Der Grund: Milchsäure mit dem "rechten Dreh" gilt als die
natürlichere Variante, weil nur sie als Stoffwechselprodukt im menschlichen
Organismus vorkommt. Außerdem: Im jungen Verdauungstrakt von Säuglingen
sorgt ausschließlich rechtsdrehende Milchsäure für ein gesundes
Darmmilieu. Deshalb die Schlußfolgerung: Was für den Nachwuchs
gut ist, ist mindestens genauso gut für die Erwachsenen!

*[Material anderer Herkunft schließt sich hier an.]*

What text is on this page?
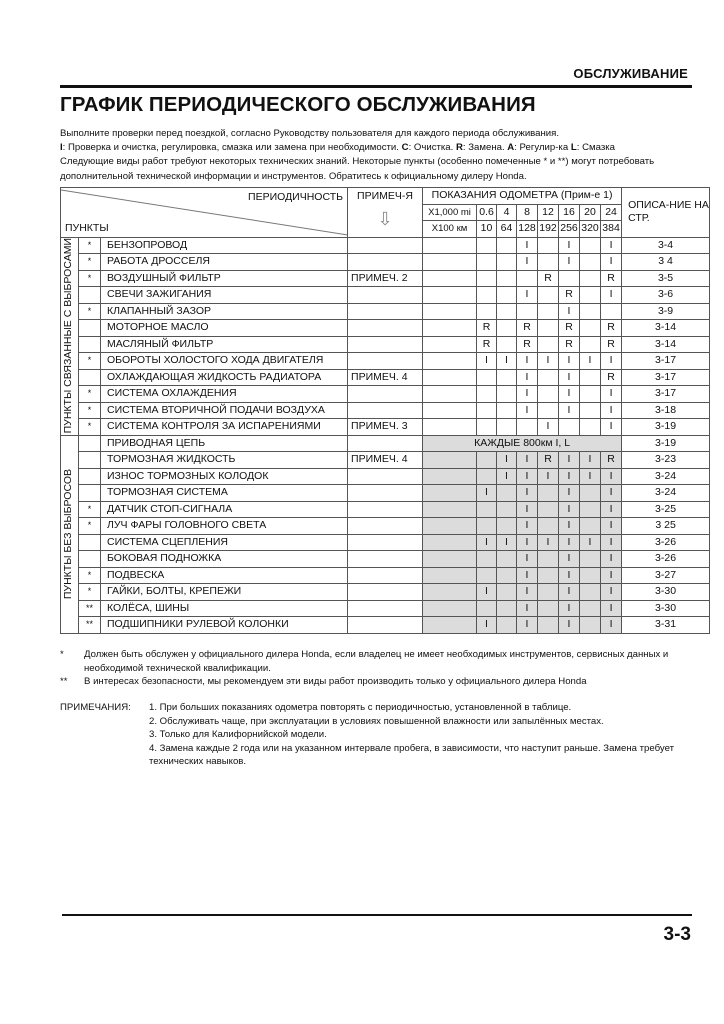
ОБСЛУЖИВАНИЕ
ГРАФИК ПЕРИОДИЧЕСКОГО ОБСЛУЖИВАНИЯ
Выполните проверки перед поездкой, согласно Руководству пользователя для каждого периода обслуживания.
I: Проверка и очистка, регулировка, смазка или замена при необходимости. C: Очистка. R: Замена. A: Регулир-ка L: Смазка
Следующие виды работ требуют некоторых технических знаний. Некоторые пункты (особенно помеченные * и **) могут потребовать дополнительной технической информации и инструментов. Обратитесь к официальному дилеру Honda.
ПЕРИОДИЧНОСТЬ
ПУНКТЫ

ПРИМЕЧ-Я
⇩
	ПОКАЗАНИЯ ОДОМЕТРА (Прим-е 1)	ОПИСА-НИЕ НА СТР.
				X1,000 mi	0.6	4	8	12	16	20	24	
				X100 км	10	64	128	192	256	320	384	

ПУНКТЫ СВЯЗАННЫЕ С ВЫБРОСАМИ	*	БЕНЗОПРОВОД					I		I		I	3-4
	*	РАБОТА ДРОССЕЛЯ					I		I		I	3 4
	*	ВОЗДУШНЫЙ ФИЛЬТР	ПРИМЕЧ. 2					R			R	3-5
		СВЕЧИ ЗАЖИГАНИЯ					I		R		I	3-6
	*	КЛАПАННЫЙ ЗАЗОР							I			3-9
		МОТОРНОЕ МАСЛО			R		R		R		R	3-14
		МАСЛЯНЫЙ ФИЛЬТР			R		R		R		R	3-14
	*	ОБОРОТЫ ХОЛОСТОГО ХОДА ДВИГАТЕЛЯ			I	I	I	I	I	I	I	3-17
		ОХЛАЖДАЮЩАЯ ЖИДКОСТЬ РАДИАТОРА	ПРИМЕЧ. 4				I		I		R	3-17
	*	СИСТЕМА ОХЛАЖДЕНИЯ					I		I		I	3-17
	*	СИСТЕМА ВТОРИЧНОЙ ПОДАЧИ ВОЗДУХА					I		I		I	3-18
	*	СИСТЕМА КОНТРОЛЯ ЗА ИСПАРЕНИЯМИ	ПРИМЕЧ. 3					I			I	3-19

ПУНКТЫ БЕЗ ВЫБРОСОВ		ПРИВОДНАЯ ЦЕПЬ		КАЖДЫЕ 800км I, L								3-19
		ТОРМОЗНАЯ ЖИДКОСТЬ	ПРИМЕЧ. 4			I	I	R	I	I	R	3-23
		ИЗНОС ТОРМОЗНЫХ КОЛОДОК				I	I	I	I	I	I	3-24
		ТОРМОЗНАЯ СИСТЕМА			I		I		I		I	3-24
	*	ДАТЧИК СТОП-СИГНАЛА					I		I		I	3-25
	*	ЛУЧ ФАРЫ ГОЛОВНОГО СВЕТА					I		I		I	3 25
		СИСТЕМА СЦЕПЛЕНИЯ			I	I	I	I	I	I	I	3-26
		БОКОВАЯ ПОДНОЖКА					I		I		I	3-26
	*	ПОДВЕСКА					I		I		I	3-27
	*	ГАЙКИ, БОЛТЫ, КРЕПЕЖИ			I		I		I		I	3-30
	**	КОЛЁСА, ШИНЫ					I		I		I	3-30
	**	ПОДШИПНИКИ РУЛЕВОЙ КОЛОНКИ			I		I		I		I	3-31
*	Должен быть обслужен у официального дилера Honda, если владелец не имеет необходимых инструментов, сервисных данных и необходимой технической квалификации.
**	В интересах безопасности, мы рекомендуем эти виды работ производить только у официального дилера Honda
ПРИМЕЧАНИЯ:	1. При больших показаниях одометра повторять с периодичностью, установленной в таблице.
2. Обслуживать чаще, при эксплуатации в условиях повышенной влажности или запылённых местах.
3. Только для Калифорнийской модели.
4. Замена каждые 2 года или на указанном интервале пробега, в зависимости, что наступит раньше. Замена требует технических навыков.
3-3
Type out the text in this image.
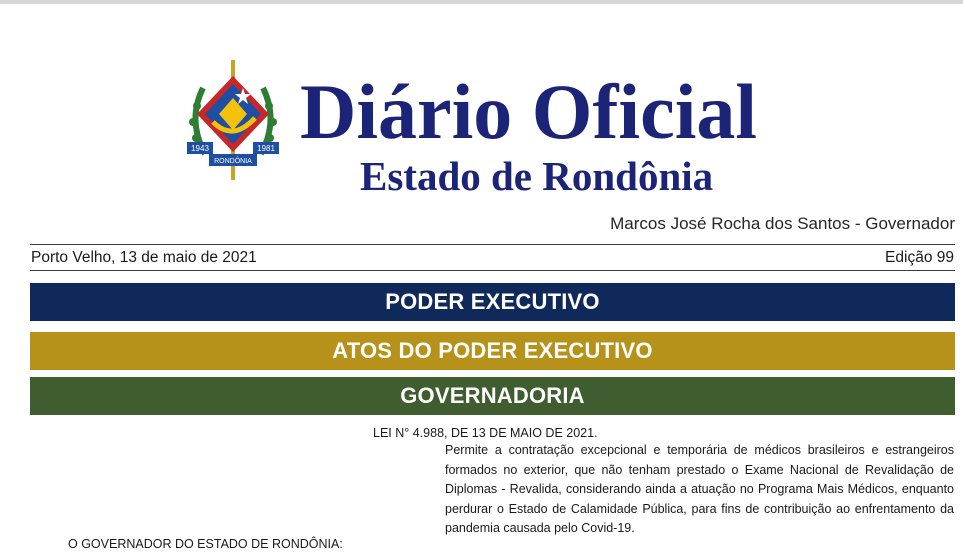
1943	1981
RONDÔNIA
Diário Oficial
Estado de Rondônia
Marcos José Rocha dos Santos - Governador
Porto Velho, 13 de maio de 2021	Edição 99
PODER EXECUTIVO
ATOS DO PODER EXECUTIVO
GOVERNADORIA
LEI N° 4.988, DE 13 DE MAIO DE 2021.

Permite a contratação excepcional e temporária de médicos brasileiros e estrangeiros formados no exterior, que não tenham prestado o Exame Nacional de Revalidação de Diplomas - Revalida, considerando ainda a atuação no Programa Mais Médicos, enquanto perdurar o Estado de Calamidade Pública, para fins de contribuição ao enfrentamento da pandemia causada pelo Covid-19.

O GOVERNADOR DO ESTADO DE RONDÔNIA:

Ist probiotischer Joghurt gesünder?
Probiotische Joghurts sind der Renner
auf dem Markt der Sauermilchprodukte. Mit ihren speziellen probiotischen
Joghurtkulturen wollen die Hersteller nach eigenen Werbeaussagen der Gesundheit
der Konsumenten kräftig auf die Sprünge helfen. Doch das Thema
"Probiotika" wird unter Fachleuten bereits seit Jahren kontrovers
diskutiert. Obwohl die Hersteller immer wieder auf eigens durchgeführte
wissenschaftliche Studien verweisen, um ihre Glaubwürdigkeit zu unterstreichen,
erscheint zahlreichen Ernährungsexperten die gesundheitsfördernde
Wirkung längst noch nicht belegt.
Die Andechser Molkerei zog im November 1997 die Konsequenzen aus der fortwährenden
Uneinigkeit der Forscher über die Wirkungen von Probiotika. Andechser
stellte die Produktion ihrer probiotischen Joghurts ein und entschied sich
nach eigenen Worten "im Zweifel für den Kunden". Auch die
meisten anderen
Bio-Molkereien der Naturkostszene zeigen sich am Angebot eines probiotischen Joghurts wenig interessiert. Ihrer Meinung nach zählt mehr die Natürlichkeit ihrer Produkte, als der Zusatz ausgewählter probiotischer Milchsäurebakterien.
Hauptkritikpunkt an den probiotischen Joghurtprodukten ist, daß sowohl die Langzeitwirkung als auch mögliche negative gesundheitliche Konsequenzen aus andauerndem Konsum der Produkte noch ungeklärt sind.